Tests are how humans trust AI.
The human verification layer for BMB — because contracts speak machine, but tests speak human.
BMB solves safety through contracts:
fn sort(arr: &[i32]) -> Vec<i32>
post forall i: 0..ret.len()-1. ret[i] <= ret[i+1]
post forall x in arr. count(ret, x) == count(arr, x)
The compiler proves this is safe. But can you verify it's correct?
- Can you read
forall i: 0..ret.len()-1in 3 seconds? - Do you trust AI-generated contracts you can't understand?
- How do you know the AI understood what you wanted?
If humans can't verify the code, humans can't trust the code.
Tests speak human:
#[example]
fn sort_behavior() {
assert(sort(&[3, 1, 2]) == [1, 2, 3]);
assert(sort(&[]) == []);
assert(sort(&[5, 5, 5]) == [5, 5, 5]);
}
Now you know what the code does. In 3 seconds.
| Role | Traditional | BMB |
|---|---|---|
| Find bugs | Tests | Contracts (compile-time) |
| Prove safety | Tests | Contracts (Z3 verified) |
| Check bounds | Tests | Contracts (pre idx < len) |
| Null safety | Tests | Contracts (T? + pre) |
| Human understanding | — | Tests ← new role |
In BMB, tests don't find bugs. Tests build trust.
┌─────────────────────────────────────────────────────────┐
│ │
│ Machine Language Human Language │
│ │
│ post forall i: 0..n-1. [3,1,2] → [1,2,3] │
│ arr[i] <= arr[i+1] [1] → [1] │
│ [] → [] │
│ │
│ ↓ ↓ │
│ Z3 Solver verifies Human brain verifies │
│ │
└─────────────────────────────────────────────────────────┘
Both must agree. Both must pass. Then you can trust.
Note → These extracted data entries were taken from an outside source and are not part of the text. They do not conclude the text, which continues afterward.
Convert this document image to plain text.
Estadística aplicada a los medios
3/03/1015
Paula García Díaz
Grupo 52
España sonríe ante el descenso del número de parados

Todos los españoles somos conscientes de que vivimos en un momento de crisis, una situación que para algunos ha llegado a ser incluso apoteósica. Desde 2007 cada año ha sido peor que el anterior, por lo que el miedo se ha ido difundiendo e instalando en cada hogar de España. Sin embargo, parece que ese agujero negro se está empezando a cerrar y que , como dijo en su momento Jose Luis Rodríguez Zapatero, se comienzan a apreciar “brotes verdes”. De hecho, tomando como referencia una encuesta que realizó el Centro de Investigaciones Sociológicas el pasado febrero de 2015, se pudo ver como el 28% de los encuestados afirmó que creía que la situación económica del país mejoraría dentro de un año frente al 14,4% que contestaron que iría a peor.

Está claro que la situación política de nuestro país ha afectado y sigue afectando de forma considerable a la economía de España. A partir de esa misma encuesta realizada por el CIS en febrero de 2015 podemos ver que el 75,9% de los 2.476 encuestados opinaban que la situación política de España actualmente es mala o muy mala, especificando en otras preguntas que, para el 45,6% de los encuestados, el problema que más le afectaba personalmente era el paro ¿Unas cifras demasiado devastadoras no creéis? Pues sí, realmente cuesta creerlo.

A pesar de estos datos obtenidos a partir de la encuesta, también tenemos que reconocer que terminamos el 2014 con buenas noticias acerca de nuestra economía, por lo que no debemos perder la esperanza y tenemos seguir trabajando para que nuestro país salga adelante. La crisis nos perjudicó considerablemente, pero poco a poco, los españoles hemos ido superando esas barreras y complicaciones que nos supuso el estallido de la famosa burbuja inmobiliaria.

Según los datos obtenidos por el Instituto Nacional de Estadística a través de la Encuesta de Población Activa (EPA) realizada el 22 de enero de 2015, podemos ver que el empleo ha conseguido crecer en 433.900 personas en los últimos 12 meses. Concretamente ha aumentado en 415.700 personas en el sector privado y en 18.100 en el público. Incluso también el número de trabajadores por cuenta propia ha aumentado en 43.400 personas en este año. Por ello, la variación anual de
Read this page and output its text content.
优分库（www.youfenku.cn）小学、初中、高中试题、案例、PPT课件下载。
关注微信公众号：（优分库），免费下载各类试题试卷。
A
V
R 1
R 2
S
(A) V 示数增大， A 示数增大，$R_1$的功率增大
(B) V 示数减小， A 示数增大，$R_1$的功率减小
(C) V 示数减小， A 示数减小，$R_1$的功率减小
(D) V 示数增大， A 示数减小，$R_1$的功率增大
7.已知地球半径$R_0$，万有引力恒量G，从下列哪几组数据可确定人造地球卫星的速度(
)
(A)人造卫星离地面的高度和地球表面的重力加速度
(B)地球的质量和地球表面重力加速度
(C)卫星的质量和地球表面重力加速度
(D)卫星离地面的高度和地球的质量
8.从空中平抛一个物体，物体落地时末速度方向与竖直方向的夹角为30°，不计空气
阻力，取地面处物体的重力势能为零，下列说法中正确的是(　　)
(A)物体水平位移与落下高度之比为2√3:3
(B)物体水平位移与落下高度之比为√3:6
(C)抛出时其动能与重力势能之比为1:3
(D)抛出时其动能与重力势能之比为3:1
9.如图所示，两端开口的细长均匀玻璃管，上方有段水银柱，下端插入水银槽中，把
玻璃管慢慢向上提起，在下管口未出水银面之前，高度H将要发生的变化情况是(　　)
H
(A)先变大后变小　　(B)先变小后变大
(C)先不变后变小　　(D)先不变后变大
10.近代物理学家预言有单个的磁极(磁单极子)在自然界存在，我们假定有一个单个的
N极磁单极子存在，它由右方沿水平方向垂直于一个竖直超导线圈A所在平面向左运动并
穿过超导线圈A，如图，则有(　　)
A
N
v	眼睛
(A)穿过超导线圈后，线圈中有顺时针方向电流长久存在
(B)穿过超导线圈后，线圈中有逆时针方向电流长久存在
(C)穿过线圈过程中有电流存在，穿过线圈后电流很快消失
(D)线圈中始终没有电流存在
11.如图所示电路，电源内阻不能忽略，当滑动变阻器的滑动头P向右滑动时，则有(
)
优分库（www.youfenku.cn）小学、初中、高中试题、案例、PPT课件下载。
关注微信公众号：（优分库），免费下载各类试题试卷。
Human-readable input/output pairs. The primary trust interface.
#[example]
fn binary_search_behavior() {
let arr = [1, 3, 5, 7, 9];
// Found
assert(binary_search(&arr, 5) == Some(2));
assert(binary_search(&arr, 1) == Some(0));
// Not found
assert(binary_search(&arr, 4) == None);
assert(binary_search(&arr, 0) == None);
// Edge cases
assert(binary_search(&[], 1) == None);
assert(binary_search(&[1], 1) == Some(0));
}
Rule: If a human can't verify the example in 3 seconds, it's too complex.
Natural language-like flows for domain logic:
#[scenario]
fn user_checkout_flow() {
let cart = Cart::new();
// Add items
cart.add("Apple", quantity: 3, price: 1000);
cart.add("Banana", quantity: 2, price: 500);
assert(cart.total() == 4000);
// Apply discount
cart.apply_coupon("SAVE10"); // 10% off
assert(cart.total() == 3600);
// Checkout
let order = cart.checkout(user: "alice");
assert(order.status == "confirmed");
assert(cart.is_empty());
}
Compare AI-generated code against simple, obviously-correct reference:
#[equivalence]
fn sort_matches_reference() {
// Simple bubble sort - slow but obviously correct
fn reference_sort(arr: &[i32]) -> Vec<i32> {
let mut v = arr.to_vec();
for i in 0..v.len() {
for j in i+1..v.len() {
if v[i] > v[j] {
swap(&mut v[i], &mut v[j]);
}
}
}
return v;
}
// AI implementation must match reference
assert_equivalent(
optimized_sort,
reference_sort,
inputs: random_arrays(100)
);
}
Verify that contracts actually express human intent:
#[contract_audit]
fn sort_contract_makes_sense() {
// The contract says "sorted output"
// Does it really mean what we think?
// This should pass
assert_contract_accepts(sort,
input: [3, 1, 2],
output: [1, 2, 3]
);
// This should fail
assert_contract_rejects(sort,
input: [3, 1, 2],
output: [1, 2] // Missing element!
);
// This should also fail
assert_contract_rejects(sort,
input: [3, 1, 2],
output: [3, 2, 1] // Wrong order!
);
}
For complex outputs that are hard to specify but easy to verify visually:
#[golden("snapshots/parse_json.golden")]
fn json_parser_output() {
let input = r#"{"name": "alice", "age": 30}"#;
return format_ast(parse_json(input));
}
// snapshots/parse_json.golden
Object {
"name": String("alice"),
"age": Number(30)
}
Human reviews the golden file once. Future changes diff against it.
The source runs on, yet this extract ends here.